I am in the process of identifying a time shift between two sinusoidal signals in Python. A little research on this has revealed that correlation between the two input signals can solve the problem. However, when working with correlations, I do not understand the result of np.correlate
and scipy.signal.correlate()
as the result is different from the a priori result.
Let
t = np.arange(0, 10, 0.01)
sig1 = np.sin(t)
sig2 = np.cos(t)
I'd expect pi/2 = 1.571 difference between both signals.
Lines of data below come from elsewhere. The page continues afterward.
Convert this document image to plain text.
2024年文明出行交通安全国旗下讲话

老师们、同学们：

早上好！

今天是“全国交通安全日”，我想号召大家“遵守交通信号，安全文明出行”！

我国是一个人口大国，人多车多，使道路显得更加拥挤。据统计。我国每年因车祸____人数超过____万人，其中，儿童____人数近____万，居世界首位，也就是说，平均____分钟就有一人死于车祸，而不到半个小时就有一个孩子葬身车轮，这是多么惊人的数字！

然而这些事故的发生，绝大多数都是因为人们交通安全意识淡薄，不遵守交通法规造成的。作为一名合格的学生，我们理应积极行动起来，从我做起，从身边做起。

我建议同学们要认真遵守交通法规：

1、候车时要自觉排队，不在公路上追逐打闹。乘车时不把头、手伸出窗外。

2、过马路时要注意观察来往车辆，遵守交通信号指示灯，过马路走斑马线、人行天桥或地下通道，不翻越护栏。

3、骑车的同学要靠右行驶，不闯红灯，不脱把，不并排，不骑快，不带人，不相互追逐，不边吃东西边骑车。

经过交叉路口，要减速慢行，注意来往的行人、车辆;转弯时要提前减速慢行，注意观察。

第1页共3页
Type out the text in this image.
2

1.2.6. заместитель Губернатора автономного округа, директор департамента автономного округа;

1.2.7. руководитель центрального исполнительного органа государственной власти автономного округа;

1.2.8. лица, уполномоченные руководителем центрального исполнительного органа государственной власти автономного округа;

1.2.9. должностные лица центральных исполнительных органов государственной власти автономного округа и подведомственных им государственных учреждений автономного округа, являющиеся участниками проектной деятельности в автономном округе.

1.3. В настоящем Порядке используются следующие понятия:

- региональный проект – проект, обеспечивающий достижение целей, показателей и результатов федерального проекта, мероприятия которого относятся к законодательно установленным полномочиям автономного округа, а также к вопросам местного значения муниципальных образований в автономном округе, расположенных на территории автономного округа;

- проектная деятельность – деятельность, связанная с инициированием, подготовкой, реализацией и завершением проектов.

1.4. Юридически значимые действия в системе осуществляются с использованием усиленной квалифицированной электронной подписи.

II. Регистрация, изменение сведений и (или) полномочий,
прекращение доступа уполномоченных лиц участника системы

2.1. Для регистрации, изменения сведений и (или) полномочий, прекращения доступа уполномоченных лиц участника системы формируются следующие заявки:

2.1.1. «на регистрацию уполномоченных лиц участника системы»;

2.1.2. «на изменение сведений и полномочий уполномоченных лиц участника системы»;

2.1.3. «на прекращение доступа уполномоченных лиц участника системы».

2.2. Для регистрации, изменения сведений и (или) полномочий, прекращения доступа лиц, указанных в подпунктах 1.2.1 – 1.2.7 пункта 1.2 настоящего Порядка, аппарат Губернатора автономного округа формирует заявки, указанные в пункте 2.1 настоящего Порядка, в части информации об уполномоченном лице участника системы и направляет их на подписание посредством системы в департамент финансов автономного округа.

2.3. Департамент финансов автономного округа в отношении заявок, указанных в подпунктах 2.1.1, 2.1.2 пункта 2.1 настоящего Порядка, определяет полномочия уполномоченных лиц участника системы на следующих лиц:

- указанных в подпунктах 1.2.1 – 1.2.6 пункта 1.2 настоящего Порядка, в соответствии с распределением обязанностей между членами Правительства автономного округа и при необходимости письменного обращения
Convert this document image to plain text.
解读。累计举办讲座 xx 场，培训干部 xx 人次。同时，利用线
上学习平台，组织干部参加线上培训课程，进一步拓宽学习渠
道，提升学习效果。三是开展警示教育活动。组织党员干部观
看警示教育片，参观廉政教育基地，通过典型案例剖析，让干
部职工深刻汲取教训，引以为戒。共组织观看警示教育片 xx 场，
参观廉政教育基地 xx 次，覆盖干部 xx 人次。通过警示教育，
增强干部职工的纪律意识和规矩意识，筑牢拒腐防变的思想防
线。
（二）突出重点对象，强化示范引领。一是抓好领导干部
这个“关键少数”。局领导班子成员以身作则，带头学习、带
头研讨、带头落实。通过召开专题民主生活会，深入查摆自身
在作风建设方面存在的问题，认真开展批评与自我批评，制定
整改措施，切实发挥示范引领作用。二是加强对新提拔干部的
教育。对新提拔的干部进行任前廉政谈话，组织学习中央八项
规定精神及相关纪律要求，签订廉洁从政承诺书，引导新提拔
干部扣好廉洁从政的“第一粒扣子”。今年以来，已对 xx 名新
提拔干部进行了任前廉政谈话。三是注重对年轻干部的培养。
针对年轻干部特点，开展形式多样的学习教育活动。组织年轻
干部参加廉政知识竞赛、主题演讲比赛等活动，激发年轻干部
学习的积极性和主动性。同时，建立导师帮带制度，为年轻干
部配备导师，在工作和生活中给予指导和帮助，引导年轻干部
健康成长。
However, the following code determines |1.490|.
import scipy
import numpy as np
t = np.arange(0, 10, 0.01)
sig1 = np.sin(t)
sig2 = np.cos(t)
# Scipy
#x = scipy.signal.correlate(sig1, sig2, mode='full')
#tx = signal.correlation_lags(len(sig1), len(sig2))
# Numpy
x = np.correlate(sig1, sig2, 'full')
tx = np.linspace(-t[-1], t[-1], 2*len(t)-1)
ndx = np.argmax(np.abs(x))
print(tx[ndx])
>>> -1.4900000000000002
Do I miss something with the modes of the correlation?
However, the cosine similarity or least squares optimization gives the correct result. Also the simple comparison of the extrema of both signals works correctly.
Full code including the plot:
import scipy
import numpy as np
import matplotlib.pyplot as plt
fig, ax = plt.subplots(3, figsize=(8,6))
t = np.arange(0, 10, 0.01)
sig1 = np.sin(t)
sig2 = np.cos(t)
# Plot 1: Both input signals
ax[0].plot(t, sig1, label='sig1')
ax[0].plot(t, sig2, label='sig2')
ax[0].legend()
ax[0].set_xlabel('time in s')
## Apply correlation between the two given signals
# Scipy
#x = scipy.signal.correlate(sig1, sig2, mode='full')
#tx = signal.correlation_lags(len(sig1), len(sig2))
# Numpy
x = np.correlate(sig1, sig2, 'full')
tx = np.linspace(-t[-1], t[-1], 2*len(t)-1)
# Plot 2: Correlation between two input signals
ax[1].plot(tx, x, label='correlation', c='k')
ndx = np.argmax(np.abs(x))
ax[1].plot(tx[ndx], x[ndx], 'rx')
ax[1].legend()
# Plot 3: Both input signals, sig2 on corrected time values
ax[2].plot(t, sig1, label='sig1')
t_corr = t - tx[ndx] # Correct the time
ax[2].plot(t_corr, sig2, label='sig2')
ax[2].set_xlabel(r'Shift: %.5f' %(tx[ndx]))
ax[2].legend()
print(tx[ndx]) # Display the shift
Your code is correct, the problem is the correlation. This method assumes that you have an infinite signal. Then, the shorter is the signal, the larger will be the error.
I have executed your code with a longer t
vector and the result has been |1.569999999999709|, which is more similar to pi/2 = 1.571.
t = np.arange(0, 10000, 0.01)
If you are sure that the signals are sinusoidal, I would recommend you to use another method of the ones that you have cited.